Después de Irán ¿quién viene?
La historia de las relaciones internacionales del siglo XXI parece estar escribiéndose con la tinta de las intervenciones "preventivas" y el papel químico de las sanciones unilaterales. Tras los recientes y coordinados ataques contra infraestructuras estratégicas en Irán (justificados bajo el sempiterno paraguas de la seguridad colectiva que solo parece proteger a unos pocos), la comunidad jurídica y política global se hace una pregunta inevitable: ¿Quién es el siguiente en la lista de la excepcionalidad democrática?
Desde la perspectiva del Derecho Internacional Público, asistimos a la erosión definitiva del principio de no intervención y de la igualdad soberana de los Estados, pilares de la Carta de las Naciones Unidas. Lo que hoy vemos no son hechos aislados, sino la ejecución de una doctrina de "máxima presión" que utiliza el hambre y el aislamiento como armas de guerra no convencional.
El caso de Cuba es, en este contexto, el termómetro de la resistencia y el espejo de la crueldad sistémica. A pesar de seis décadas de un bloqueo económico, comercial y financiero calificado por la mayoría de la Asamblea General de la ONU como una violación flagrante de los derechos humanos, la isla sigue siendo el objetivo prioritario.
La reciente reafirmación de Cuba en las "listas negras" de Washington no es un ejercicio administrativo; es una sentencia geopolítica que busca la asfixia total para forzar un cambio de régimen, ignorando el derecho inalienable de los pueblos a elegir su propio sistema político y social.
Si miramos el mapa de las "soberanías atacadas", el patrón es nítido. El imperio no ataca necesariamente por la amenaza militar que un país represente, sino por la amenaza del ejemplo.
Venezuela: Poseedora de las mayores reservas petroleras del mundo, sigue bajo el asedio de una doctrina Monroe revitalizada que no tolera la autonomía energética fuera de su órbita.
Nicaragua: Señalada constantemente por su negativa a plegarse a los dictados de seguridad regional de la Casa Blanca.
El Eje Euroasiático (Rusia y China): Si bien son potencias con capacidad de disuasión, el cerco sobre ellas busca fracturar la posibilidad de un mundo multipolar donde el dólar no sea la única ley.

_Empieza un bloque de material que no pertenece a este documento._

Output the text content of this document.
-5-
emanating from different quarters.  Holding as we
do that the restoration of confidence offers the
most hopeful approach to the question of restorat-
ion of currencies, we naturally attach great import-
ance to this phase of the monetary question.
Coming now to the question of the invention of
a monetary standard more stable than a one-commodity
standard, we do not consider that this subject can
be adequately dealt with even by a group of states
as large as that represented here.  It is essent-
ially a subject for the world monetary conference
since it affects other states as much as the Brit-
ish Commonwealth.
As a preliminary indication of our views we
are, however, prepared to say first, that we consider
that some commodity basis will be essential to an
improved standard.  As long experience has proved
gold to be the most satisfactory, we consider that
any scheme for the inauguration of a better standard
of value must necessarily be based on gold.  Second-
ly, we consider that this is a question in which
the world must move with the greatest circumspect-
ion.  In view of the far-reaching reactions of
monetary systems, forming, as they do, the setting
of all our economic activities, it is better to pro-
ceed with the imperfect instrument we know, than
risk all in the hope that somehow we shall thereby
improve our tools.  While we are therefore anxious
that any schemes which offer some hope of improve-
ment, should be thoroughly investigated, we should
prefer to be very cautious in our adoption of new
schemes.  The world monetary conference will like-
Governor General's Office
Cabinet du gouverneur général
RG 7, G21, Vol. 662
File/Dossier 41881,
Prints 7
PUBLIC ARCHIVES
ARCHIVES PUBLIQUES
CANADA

Para la lógica imperialista, la soberanía nacional es interpretada como un "delito de lesa hegemonía". Cuando un Estado decide nacionalizar sus recursos, diversificar sus socios comerciales o simplemente votar de manera independiente en los foros multilaterales, se activa la maquinaria de desestabilización: desde las "revoluciones de colores" hasta los ciberataques y, finalmente, la agresión militar directa.
¿Quién viene después de Irán? La respuesta no está en el Pentágono, sino en nuestra capacidad de articular un frente común de defensa de la legalidad internacional. Si permitimos que la soberanía de Irán sea vulnerada con impunidad, o que Cuba siga siendo castigada por su dignidad, estamos aceptando un mundo donde el Derecho es solo la voluntad del más fuerte.
La defensa de la soberanía de cada nación es, hoy más que nunca, la defensa de la supervivencia de la humanidad misma frente a un orden que, se vuelve cada vez más errático y peligroso.